As you have been making payments then the issue of being statute barred is unlikely to be relevant.

 

The language of the CCA is very clear and this has been confirmed by the authorities of the Court of Appeal and the House of Lords.

 

If there is no document with all the prescribed terms or, if applicable, cancellation details weren't sent to you at the proper time then the debt is unenforceable in a court regardless of whether you have ever paid it or not.

 

However, just because they haven't replied to a s77/78 request doesn't mean that an agreement doesn't exist - it just means that they can't enforce the agreement until they do produce a copy. For example, I am currently involved in a case with Morgan Stanley/ Goldfish. Under s78 they just gave me a load of rubbish, but now it's gone to court they have supplied the actual agreement. Fortunately, it's not actually enforceable anyway - but that's another matter.

 

Don't rely on their non response to s77/78 request as meaning that they don't have the agreement.

 

If you have not been defualted then it's best to carry on paying as getting a default will really hurt your credit rating, but if yuo've been defaulted already then this doesn't matter.

 

 

Some comments from the court:-

 

1. In the case of Dimond v Lovell [2000] UKHL 27, Lord Hoffmann said , at page 1131:-

“Parliament intended that if a consumer credit agreement was improperly executed, then subject to the enforcement powers of the court, the debtor should not have to pay.”

2. Sir Andrew Morritt, Vice Chancellor in Wilson v First County Trust Ltd [2001] EWCA Civ 633 said at para 26 that in the case of an unenforceable agreement:-

“The creditor must…be taken to have made a voluntary disposition, or gift, of the loan monies to the debtor. The creditor had chosen to part with the monies in circumstances in which it was never entitled to have them repaid;”

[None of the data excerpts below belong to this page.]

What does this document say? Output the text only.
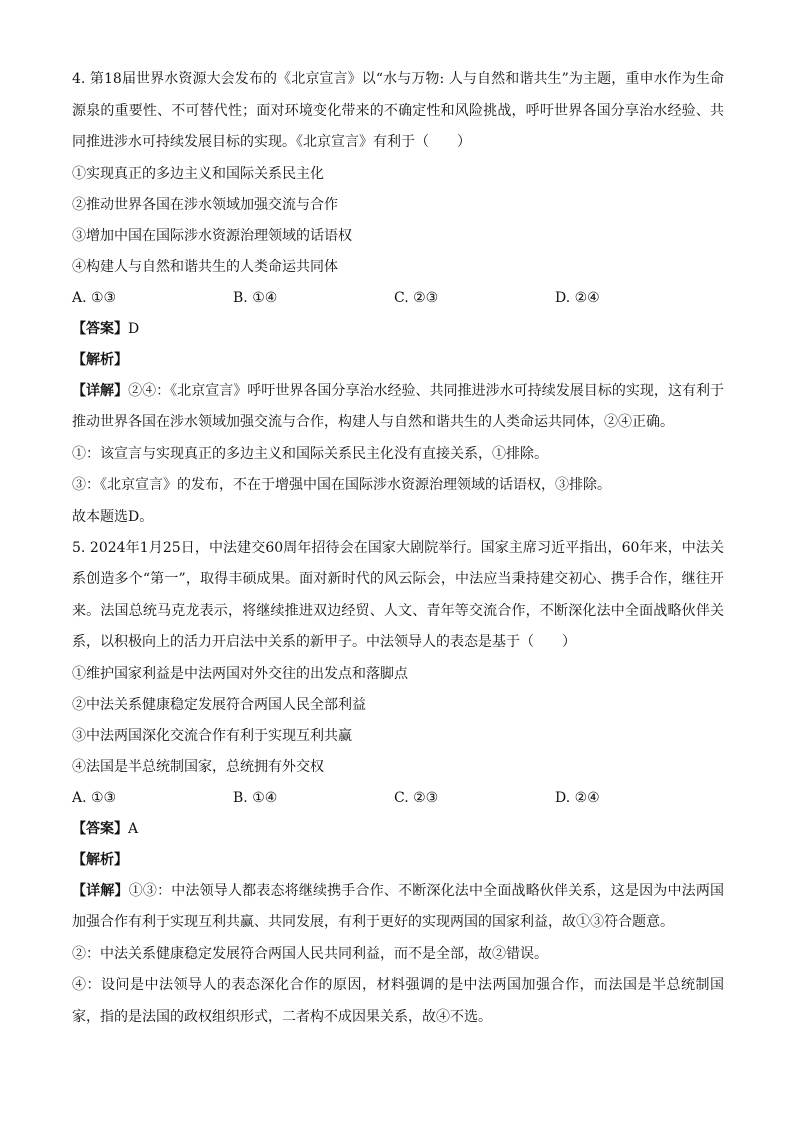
4. 第18届世界水资源大会发布的《北京宣言》以“水与万物: 人与自然和谐共生”为主题，重申水作为生命源泉的重要性、不可替代性；面对环境变化带来的不确定性和风险挑战，呼吁世界各国分享治水经验、共同推进涉水可持续发展目标的实现。《北京宣言》有利于（　　）

①实现真正的多边主义和国际关系民主化

②推动世界各国在涉水领域加强交流与合作

③增加中国在国际涉水资源治理领域的话语权

④构建人与自然和谐共生的人类命运共同体

A. ①③	B. ①④	C. ②③	D. ②④

【答案】D

【解析】

【详解】②④：《北京宣言》呼吁世界各国分享治水经验、共同推进涉水可持续发展目标的实现，这有利于推动世界各国在涉水领域加强交流与合作，构建人与自然和谐共生的人类命运共同体，②④正确。

①：该宣言与实现真正的多边主义和国际关系民主化没有直接关系，①排除。

③：《北京宣言》的发布，不在于增强中国在国际涉水资源治理领域的话语权，③排除。

故本题选D。

5. 2024年1月25日，中法建交60周年招待会在国家大剧院举行。国家主席习近平指出，60年来，中法关系创造多个“第一”，取得丰硕成果。面对新时代的风云际会，中法应当秉持建交初心、携手合作，继往开来。法国总统马克龙表示，将继续推进双边经贸、人文、青年等交流合作，不断深化法中全面战略伙伴关系，以积极向上的活力开启法中关系的新甲子。中法领导人的表态是基于（　　）

①维护国家利益是中法两国对外交往的出发点和落脚点

②中法关系健康稳定发展符合两国人民全部利益

③中法两国深化交流合作有利于实现互利共赢

④法国是半总统制国家，总统拥有外交权

A. ①③	B. ①④	C. ②③	D. ②④

【答案】A

【解析】

【详解】①③：中法领导人都表态将继续携手合作、不断深化法中全面战略伙伴关系，这是因为中法两国加强合作有利于实现互利共赢、共同发展，有利于更好的实现两国的国家利益，故①③符合题意。

②：中法关系健康稳定发展符合两国人民共同利益，而不是全部，故②错误。

④：设问是中法领导人的表态深化合作的原因，材料强调的是中法两国加强合作，而法国是半总统制国家，指的是法国的政权组织形式，二者构不成因果关系，故④不选。
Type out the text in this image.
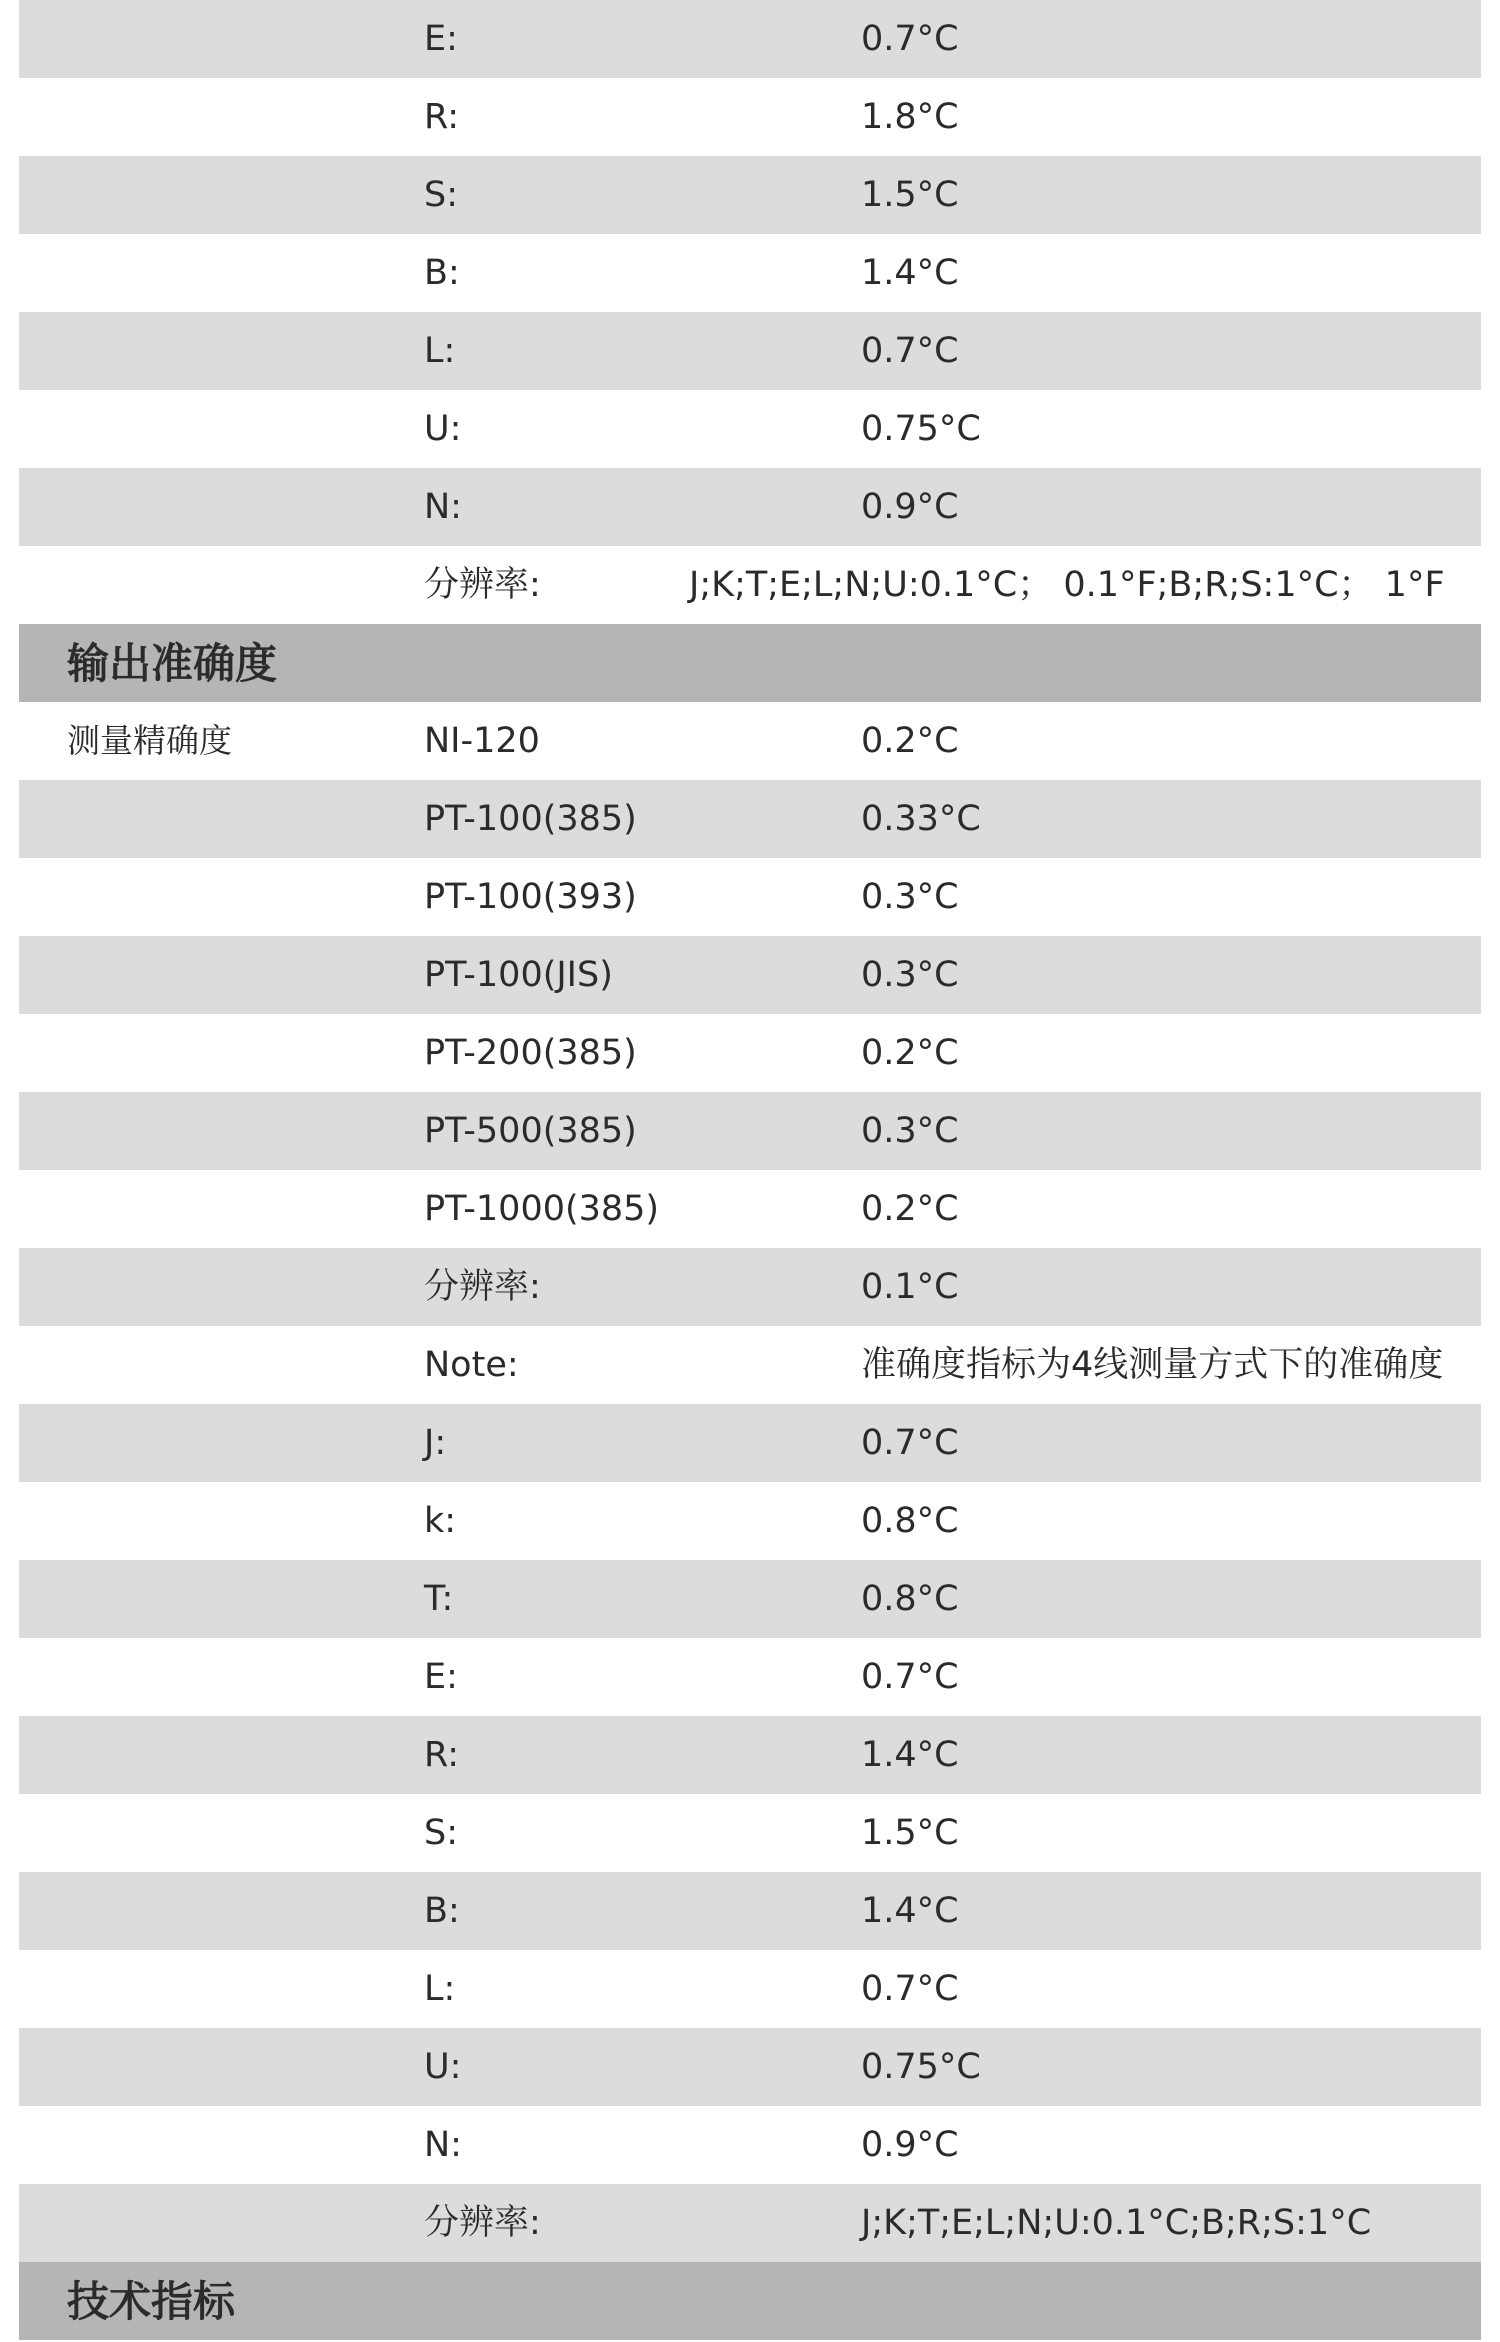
E:	0.7°C
R:	1.8°C
S:	1.5°C
B:	1.4°C
L:	0.7°C
U:	0.75°C
N:	0.9°C
分辨率:	J;K;T;E;L;N;U:0.1°C； 0.1°F;B;R;S:1°C； 1°F
输出准确度
测量精确度	NI-120	0.2°C
PT-100(385)	0.33°C
PT-100(393)	0.3°C
PT-100(JIS)	0.3°C
PT-200(385)	0.2°C
PT-500(385)	0.3°C
PT-1000(385)	0.2°C
分辨率:	0.1°C
Note:	准确度指标为4线测量方式下的准确度
J:	0.7°C
k:	0.8°C
T:	0.8°C
E:	0.7°C
R:	1.4°C
S:	1.5°C
B:	1.4°C
L:	0.7°C
U:	0.75°C
N:	0.9°C
分辨率:	J;K;T;E;L;N;U:0.1°C;B;R;S:1°C
技术指标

3. When this case was appealed to the House of Lords on a matter regarding the Human Rights Act (Wilson & Ors v Secretary of State for Trade and Industry [2003] UKHL 40), Lord Nicholls of Birkenhead said:-

49 The message to be gleaned from sections 65, 106, 113 and 127 of the Consumer Credit Act is that where a court dismisses an application for an enforcement order under section 65 the lender is intended by Parliament to be left without recourse against the borrower in respect of the loan… when legislation renders the entire agreement inoperative, to use a neutral word, for failure to comply with prescribed formalities the legislation itself is the primary source of guidance on what are the legal consequences. Here the intention of Parliament is clear.